Le comte de Leicester donna la main à Élisabeth pour l’aider à monter sur son trône : quand elle fut assise, il se mit à genoux devant elle, et d’un air dans lequel une galanterie respectueuse et chevaleresque se mêlait à l’expression du dévouement le plus loyal, il baisa sa main, qu’elle lui présentait, et la remercia avec l’accent de la plus vive reconnaissance de l’honneur qu’il recevait d’elle, et qui était le plus grand qu’un souverain pût faire à un sujet. Il y avait quelque chose de si beau dans la figure du comte à genoux devant la reine, qu’elle fut tentée de prolonger cette scène quelques momens de plus qu’il n’était rigoureusement nécessaire. En retirant sa main, elle effleura légèrement la chevelure du comte qui tombait en boucles parfumées, et l’émotion de plaisir qu’elle laissa entrevoir fit penser aux spectateurs qu’elle aurait volontiers, si elle l’eût osé, remplacé ce mouvement par une légère caresse. Leicester se releva : placé près du trône, il expliqua à Élisabeth les différens préparatifs qu’on avait faits pour son amusement et sa réception : la reine approuva tout avec sa grâce accoutumée. Le comte lui demanda ensuite de lui permettre, ainsi qu’aux autres gentilshommes qui l’avaient escortée pendant le voyage, de se retirer un moment, pour reparaître sous un costume plus convenable et plus digne de sa cour. Pendant notre absence, ajouta-t-il (en montrant Varney, Blount, Tressilian et autres), ces messieurs, qui ont eu le temps de changer de vêtemens, auront l’honneur de rester auprès de Votre Majesté.

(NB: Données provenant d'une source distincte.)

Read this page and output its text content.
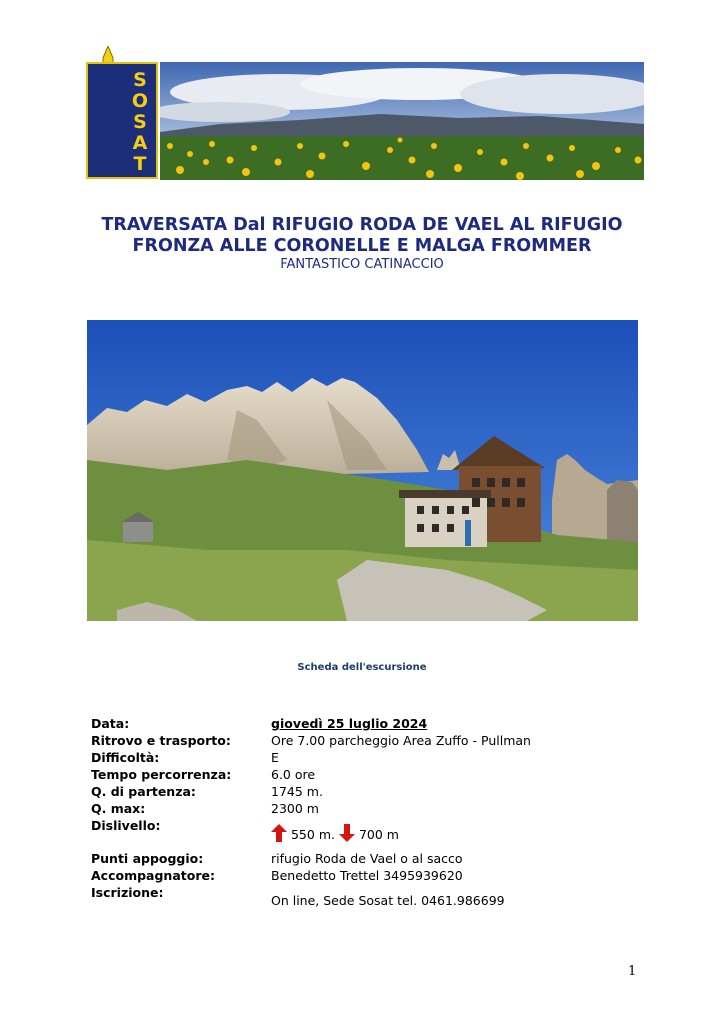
S
O
S
A
T
TRAVERSATA Dal RIFUGIO RODA DE VAEL AL RIFUGIO
FRONZA ALLE CORONELLE E MALGA FROMMER

FANTASTICO CATINACCIO

Scheda dell'escursione
Data:	giovedì 25 luglio 2024
Ritrovo e trasporto:	Ore 7.00 parcheggio Area Zuffo - Pullman
Difficoltà:	E
Tempo percorrenza:	6.0 ore
Q. di partenza:	1745 m.
Q. max:	2300 m
Dislivello:
550 m. 700 m
Punti appoggio:	rifugio Roda de Vael o al sacco
Accompagnatore:	Benedetto Trettel 3495939620
Iscrizione:
On line, Sede Sosat tel. 0461.986699
1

– J’y consens, milord, répondit la reine ; vous pourriez facilement diriger un théâtre, puisque vous commandez ainsi à une double troupe d’acteurs. Quant à nous, nous vous traiterons ce soir un peu cavalièrement ; notre dessein n’est pas de changer notre costume de route, étant très fatiguée d’un voyage que le concours de nos fidèles sujets a rendu fort long, en même temps que l’amour qu’ils nous ont témoigné l’a rendu délicieux.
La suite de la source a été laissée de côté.